Judge Kessler had previously said she wanted the industry to pay for such corrective statements, but it’s the first time she has outlined what they should be.
Each ad will begin with a statement that a federal court has concluded that tobacco companies "deliberately deceived the American public about the health effects of smoking."
"Smoking kills, on average, 1,200 Americans. Every day."
"Defendant tobacco companies intentionally designed cigarettes to make them more addictive."
"When you smoke, the nicotine actually changes the brain – that's why quitting is so hard."
"All cigarettes cause cancer, lung disease, heart attacks and premature death – lights, low tar, ultra-lights and naturals. There is no safe cigarette."
"Second-hand smoke causes lung cancer and coronary heart disease in adults who do not smoke."
"Children exposed to second-hand smoke are at an increased risk for sudden infant death syndrome (SIDS), acute respiratory infections, ear problems, severe asthma and reduced lung function."
"There is no safe level of exposure to secondhand smoke."
Among the required statements are that “smoking kills more people than murder, AIDS, suicide, drugs, car crashes and alcohol combined,” and that "secondhand smoke kills over 3,000 Americans a year."

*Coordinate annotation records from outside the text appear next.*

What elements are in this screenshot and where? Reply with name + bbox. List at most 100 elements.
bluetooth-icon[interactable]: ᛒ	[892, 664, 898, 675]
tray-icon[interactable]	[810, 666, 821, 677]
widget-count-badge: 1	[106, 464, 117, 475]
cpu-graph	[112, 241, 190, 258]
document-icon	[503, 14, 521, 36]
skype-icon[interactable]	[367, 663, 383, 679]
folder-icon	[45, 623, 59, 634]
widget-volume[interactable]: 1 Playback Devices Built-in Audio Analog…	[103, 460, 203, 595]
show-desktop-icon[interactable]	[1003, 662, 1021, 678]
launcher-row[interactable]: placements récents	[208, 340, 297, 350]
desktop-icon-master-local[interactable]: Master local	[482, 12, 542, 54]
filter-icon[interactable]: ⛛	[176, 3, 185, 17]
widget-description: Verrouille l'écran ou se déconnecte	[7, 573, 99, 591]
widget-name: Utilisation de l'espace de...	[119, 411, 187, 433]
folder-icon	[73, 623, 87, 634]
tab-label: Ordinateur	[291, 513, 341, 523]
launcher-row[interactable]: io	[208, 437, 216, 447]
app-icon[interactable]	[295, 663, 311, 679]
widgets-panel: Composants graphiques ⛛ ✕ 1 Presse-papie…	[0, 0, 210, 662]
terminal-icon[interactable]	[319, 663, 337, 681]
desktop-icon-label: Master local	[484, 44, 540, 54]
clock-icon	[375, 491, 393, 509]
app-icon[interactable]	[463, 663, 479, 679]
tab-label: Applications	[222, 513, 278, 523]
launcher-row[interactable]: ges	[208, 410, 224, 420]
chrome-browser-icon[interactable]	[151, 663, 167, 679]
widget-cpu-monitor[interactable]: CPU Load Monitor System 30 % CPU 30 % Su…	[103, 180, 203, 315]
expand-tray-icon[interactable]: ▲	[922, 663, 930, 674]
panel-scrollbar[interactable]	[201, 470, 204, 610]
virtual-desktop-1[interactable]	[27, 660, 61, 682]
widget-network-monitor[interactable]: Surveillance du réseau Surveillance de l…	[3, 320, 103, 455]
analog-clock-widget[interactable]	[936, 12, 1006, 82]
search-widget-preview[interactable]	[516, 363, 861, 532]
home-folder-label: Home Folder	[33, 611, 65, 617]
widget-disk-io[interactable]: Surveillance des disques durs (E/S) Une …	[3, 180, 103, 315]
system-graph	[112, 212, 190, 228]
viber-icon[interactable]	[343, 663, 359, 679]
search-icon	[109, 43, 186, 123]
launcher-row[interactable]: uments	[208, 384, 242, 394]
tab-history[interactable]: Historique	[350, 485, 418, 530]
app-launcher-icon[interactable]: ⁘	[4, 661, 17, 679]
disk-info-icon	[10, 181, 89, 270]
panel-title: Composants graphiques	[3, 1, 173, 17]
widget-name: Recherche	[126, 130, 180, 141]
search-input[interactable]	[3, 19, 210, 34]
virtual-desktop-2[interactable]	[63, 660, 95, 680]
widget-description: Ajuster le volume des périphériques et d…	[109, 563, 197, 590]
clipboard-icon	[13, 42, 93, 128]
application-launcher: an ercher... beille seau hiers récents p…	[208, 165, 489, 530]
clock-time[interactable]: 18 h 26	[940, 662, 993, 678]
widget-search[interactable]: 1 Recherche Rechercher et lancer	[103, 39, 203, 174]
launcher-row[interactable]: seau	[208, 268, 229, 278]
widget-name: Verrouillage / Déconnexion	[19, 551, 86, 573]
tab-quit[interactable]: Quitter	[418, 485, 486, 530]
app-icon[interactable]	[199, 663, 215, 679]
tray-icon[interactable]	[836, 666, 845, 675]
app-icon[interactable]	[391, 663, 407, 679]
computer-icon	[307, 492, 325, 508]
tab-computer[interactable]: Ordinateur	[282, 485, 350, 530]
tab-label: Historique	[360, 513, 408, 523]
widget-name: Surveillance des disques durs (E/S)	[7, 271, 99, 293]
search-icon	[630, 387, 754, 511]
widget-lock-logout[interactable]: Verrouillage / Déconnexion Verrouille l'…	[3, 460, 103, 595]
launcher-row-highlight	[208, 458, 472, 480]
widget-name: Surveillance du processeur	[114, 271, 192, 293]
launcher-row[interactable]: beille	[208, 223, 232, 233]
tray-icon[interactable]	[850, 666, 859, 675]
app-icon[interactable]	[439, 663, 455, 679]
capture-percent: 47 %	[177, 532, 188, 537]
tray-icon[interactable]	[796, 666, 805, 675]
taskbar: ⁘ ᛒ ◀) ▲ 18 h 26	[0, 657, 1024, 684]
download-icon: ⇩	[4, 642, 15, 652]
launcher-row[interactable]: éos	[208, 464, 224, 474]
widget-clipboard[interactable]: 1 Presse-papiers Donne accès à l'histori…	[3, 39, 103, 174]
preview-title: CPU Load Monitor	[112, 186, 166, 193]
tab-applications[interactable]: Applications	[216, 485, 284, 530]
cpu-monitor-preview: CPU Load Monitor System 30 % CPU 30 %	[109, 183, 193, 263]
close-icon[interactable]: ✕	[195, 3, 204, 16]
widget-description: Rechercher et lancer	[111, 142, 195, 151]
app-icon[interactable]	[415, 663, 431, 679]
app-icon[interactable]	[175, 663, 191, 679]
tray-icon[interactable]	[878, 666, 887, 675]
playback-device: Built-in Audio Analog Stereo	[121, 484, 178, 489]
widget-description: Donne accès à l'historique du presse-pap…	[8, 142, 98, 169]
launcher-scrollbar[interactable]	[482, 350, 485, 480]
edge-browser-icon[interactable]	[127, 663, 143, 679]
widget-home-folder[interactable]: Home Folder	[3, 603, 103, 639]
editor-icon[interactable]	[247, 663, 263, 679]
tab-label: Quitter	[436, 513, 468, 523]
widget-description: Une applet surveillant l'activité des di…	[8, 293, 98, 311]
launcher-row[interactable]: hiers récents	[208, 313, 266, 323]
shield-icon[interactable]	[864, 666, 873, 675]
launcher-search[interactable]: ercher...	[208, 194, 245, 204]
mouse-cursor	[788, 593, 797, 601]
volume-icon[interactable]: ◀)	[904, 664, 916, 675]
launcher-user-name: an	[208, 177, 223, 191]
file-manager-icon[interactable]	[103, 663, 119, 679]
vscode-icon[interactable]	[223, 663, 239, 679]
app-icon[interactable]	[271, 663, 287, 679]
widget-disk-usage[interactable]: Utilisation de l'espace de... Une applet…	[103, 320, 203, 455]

Judge Kessler said all the corrective statements were based on findings made by the court.
"This court made a number of explicit findings that the tobacco companies perpetuated fraud and deceived the public regarding the addictiveness of cigarettes and nicotine," she said.
The corrective statements are part of a case the government brought in 1999 under the Racketeer Influenced and Corrupt Organizations Act.
In 2006, Judge Kessler ruled in that case that the nation's largest cigarette makers had “concealed the dangers of smoking for decades.” She added that she wanted the industry to pay for "corrective statements".
Tobacco companies, including Altria Group Inc., owner of the nation's biggest tobacco company, Philip Morris USA and RJ Reynolds Tobacco Co. said they were reviewing the ruling and considering their next steps.
Some firms had urged Judge Kessler to reject the government's proposed industry-financed corrective statements, calling them "forced public confessions" that were designed to "shame and humiliate" them.
Instead, they argued for statements that included just health effects and smoking’s addictiveness.
Judge Kessler has told tobacco companies and the Justice Department to meet in February to see how to implement the corrective statements, including which media to be used.
A final verdict is expected in March on how and where the corrective messages will be advertised.